Circular dichroic studies of human plasma retinol-binding protein and prealbumin

Circular dichroic (CD) spectra were obtained on solutions of human plasma retinol-binding protein and prealbumin, the two proteins involved in the transport of vitamin A in plasma. CD spectral studies were also carried out on the following solutions: (1) apo-retinol-binding protein (retinol-binding protein not containing bound retinol); (2) a 1:1 molar mixture of prealbumin and l-thyroxine, and (3) two mixtures of prealbumin and retinol-binding protein, one of which consisted almost entirely of the prealbumin-retinol-binding protein complex. The spectra were subjected to computer analysis and yielded information about the secondary structures of both proteins. Retinol-binding protein appears to have a relatively high content of unordered structure, a significant but small complement of β-structure, and little or no α-helix. Prealbumin appears to have a higher content of β-conformation (one-third to one-half the overall structure) and a lower content of unordered structure than does retinol-binding protein; prealbumin also appears to have little or no α-helical structure. It is likely that the structures of both proteins are highly organized and specific, but mainly lack regular repeating characteristics. The CD spectrum of apo-retinol-binding protein was very similar to that of holo-retinol-binding protein from 208 to 240 nm, suggesting that disruption of the ligand-protein complex did not lead to extensive alteration of the secondary structure. Small differences in fine structure of the spectra retinol-binding protein and apo-retinol-binding protein between 240 and 300 nm cannot at present be interpreted in terms of specific chromophores or conformational significance.

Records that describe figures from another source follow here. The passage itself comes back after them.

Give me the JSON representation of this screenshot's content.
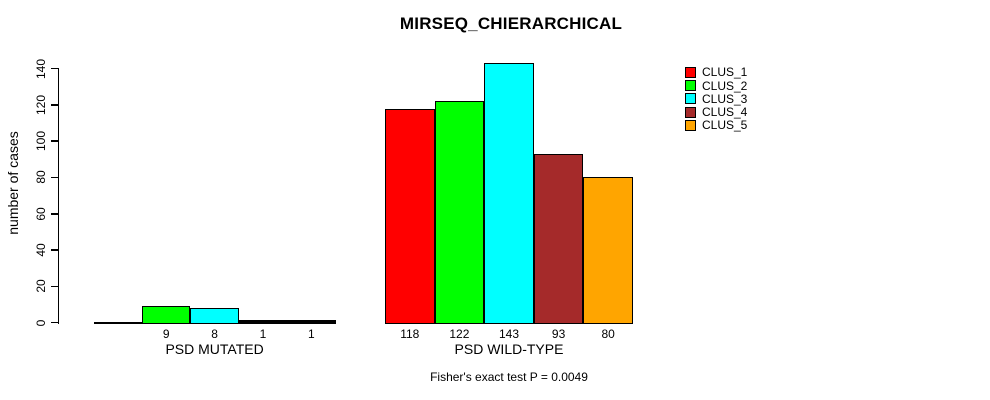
{
  "title": "MIRSEQ_CHIERARCHICAL",
  "y_axis": {
    "label": "number of cases"
  },
  "footer": "Fisher's exact test P = 0.0049",
  "chart_data": {
    "type": "bar",
    "title": "MIRSEQ_CHIERARCHICAL",
    "xlabel": "",
    "ylabel": "number of cases",
    "ylim": [
      0,
      145
    ],
    "yticks": [
      0,
      20,
      40,
      60,
      80,
      100,
      120,
      140
    ],
    "grid": false,
    "legend_position": "right",
    "categories": [
      "PSD MUTATED",
      "PSD WILD-TYPE"
    ],
    "series": [
      {
        "name": "CLUS_1",
        "color": "#FF0000",
        "values": [
          0,
          118
        ]
      },
      {
        "name": "CLUS_2",
        "color": "#00FF00",
        "values": [
          9,
          122
        ]
      },
      {
        "name": "CLUS_3",
        "color": "#00FFFF",
        "values": [
          8,
          143
        ]
      },
      {
        "name": "CLUS_4",
        "color": "#A52A2A",
        "values": [
          1,
          93
        ]
      },
      {
        "name": "CLUS_5",
        "color": "#FFA500",
        "values": [
          1,
          80
        ]
      }
    ],
    "bar_value_labels": [
      [
        "",
        "9",
        "8",
        "1",
        "1"
      ],
      [
        "118",
        "122",
        "143",
        "93",
        "80"
      ]
    ],
    "annotation": "Fisher's exact test P = 0.0049"
  }
}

There was no evidence from the CD spectra to indicate that the interaction of prealbumin with l-thyroxine resulted in a significant change in the secondary structure of the protein. The spectra of mixtures of prealbumin and retinol-binding protein were additive, indicating that formation of the retinol-binding protein prealbumin complex resulted in very little if any alteration in the secondary structure of the two proteins. It is, of course, possible that small conformational changes, not detected by the methods used, occurred as a result of the interactions of the molecules studied.